Al Teatro Ivo Chiesa di Genova una serata corale per celebrare uno dei luoghi simbolo della cultura dell’ascolto.

Di Angelo De Negri


Gli scatti, di Roberta e Paola Balduzzi, sono inseriti in modo casuale


Per molti è stato il primo vinile comprato, per altri una scoperta casuale, per altri ancora un rifugio. Disco Club compie sessant’anni e Genova risponde con una festa che è molto più di un concerto: una celebrazione corale in cui musicisti, racconti e ricordi si intrecciano, restituendo il senso profondo di un luogo che ha attraversato generazioni senza mai perdere la propria anima.

Lo scorso lunedì 8 dicembre, il Teatro Nazionale Ivo Chiesa ha ospitato l’evento conclusivo di quelli che sono stati ribattezzati “I tre giorni del Condor di Disco Club”, iniziati con due giornate di Street Party dentro e fuori lo storico negozio: il sabato con i dj set di Black Moses, Beatshaker, The Tuesday Tapes e Luca De Gennaro e la domenica con il grande talk show con interviste a clienti storici, ex commessi e ‘local heroes’ con Antonio Vivaldi e Isabella Rizzitano.

Una serata speciale, quella di lunedì, capace di riempire ogni ordine di posti e di mescolare, in platea, storici clienti, giovani appassionati e addetti ai lavori. Un pubblico eterogeneo, specchio fedele della storia di Disco Club, chiamato a partecipare non solo a un evento musicale, ma a un racconto dal vivo in cui sul palco si sono alternati musicisti, storie e telefonate, componendo un omaggio collettivo alla musica e alla cultura dell’ascolto.

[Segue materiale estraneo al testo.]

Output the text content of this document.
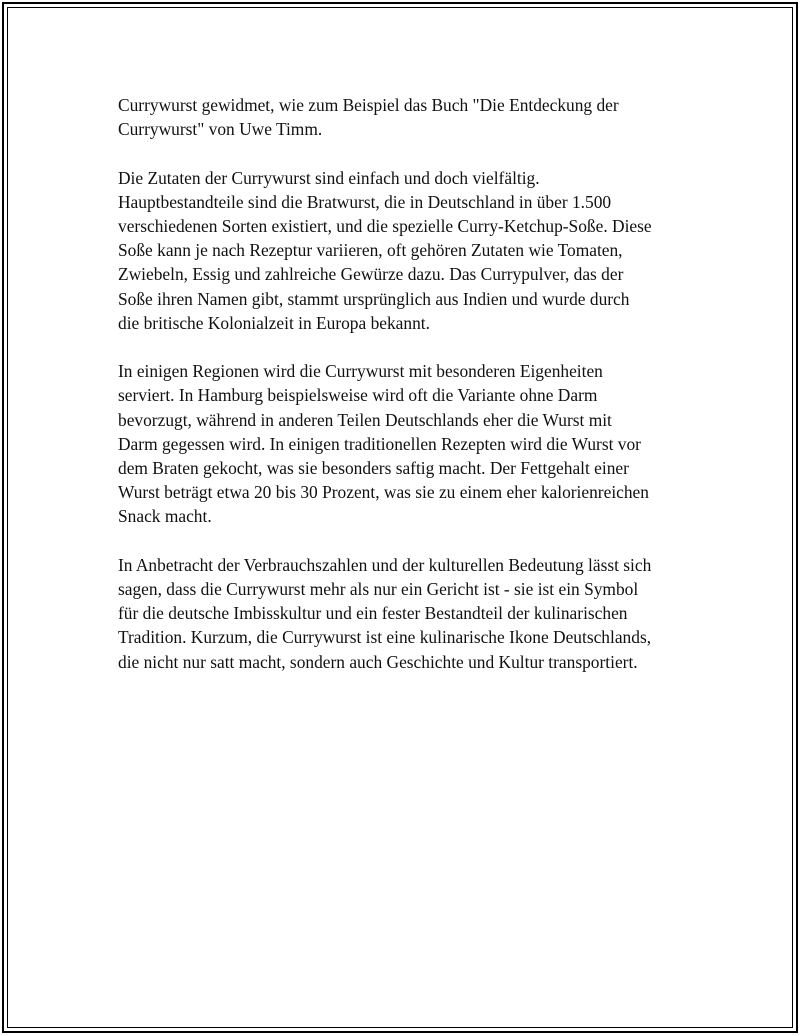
Currywurst gewidmet, wie zum Beispiel das Buch "Die Entdeckung der
Currywurst" von Uwe Timm.

Die Zutaten der Currywurst sind einfach und doch vielfältig.
Hauptbestandteile sind die Bratwurst, die in Deutschland in über 1.500
verschiedenen Sorten existiert, und die spezielle Curry-Ketchup-Soße. Diese
Soße kann je nach Rezeptur variieren, oft gehören Zutaten wie Tomaten,
Zwiebeln, Essig und zahlreiche Gewürze dazu. Das Currypulver, das der
Soße ihren Namen gibt, stammt ursprünglich aus Indien und wurde durch
die britische Kolonialzeit in Europa bekannt.

In einigen Regionen wird die Currywurst mit besonderen Eigenheiten
serviert. In Hamburg beispielsweise wird oft die Variante ohne Darm
bevorzugt, während in anderen Teilen Deutschlands eher die Wurst mit
Darm gegessen wird. In einigen traditionellen Rezepten wird die Wurst vor
dem Braten gekocht, was sie besonders saftig macht. Der Fettgehalt einer
Wurst beträgt etwa 20 bis 30 Prozent, was sie zu einem eher kalorienreichen
Snack macht.

In Anbetracht der Verbrauchszahlen und der kulturellen Bedeutung lässt sich
sagen, dass die Currywurst mehr als nur ein Gericht ist - sie ist ein Symbol
für die deutsche Imbisskultur und ein fester Bestandteil der kulinarischen
Tradition. Kurzum, die Currywurst ist eine kulinarische Ikone Deutschlands,
die nicht nur satt macht, sondern auch Geschichte und Kultur transportiert.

Fondato a metà degli anni Sessanta, Disco Club non è soltanto il negozio di dischi più longevo di Genova, ma un vero e proprio presidio culturale. Tra i suoi scaffali si sono incrociati gusti, generazioni e linguaggi diversi, facendo del negozio un punto di riferimento per chi cercava non solo un disco, ma un confronto, un consiglio, una visione. In un’epoca in cui l’ascolto tende sempre più a diventare solitario e smaterializzato, la sua storia racconta invece di una comunità costruita attorno alla musica, giorno dopo giorno, per sessant’anni.

Al centro di questa storia c’è Giancarlo Balduzzi, per tutti semplicemente Gian. Proprietario di Disco Club e figura ormai inseparabile dal negozio stesso, Gian non è mai stato un semplice commerciante: piuttosto un mediatore culturale, un ascoltatore esigente, a volte ruvido, spesso ironico, sempre autentico. Il suo modo diretto di stare dietro al bancone, fatto di consigli illuminanti quanto di prese di posizione nette, comprese le celebri “espulsioni” di clienti, ha contribuito a costruire nel tempo un’identità forte e riconoscibile, trasformando Disco Club in un luogo dove la musica non si consuma, ma si discute, si difende e si vive.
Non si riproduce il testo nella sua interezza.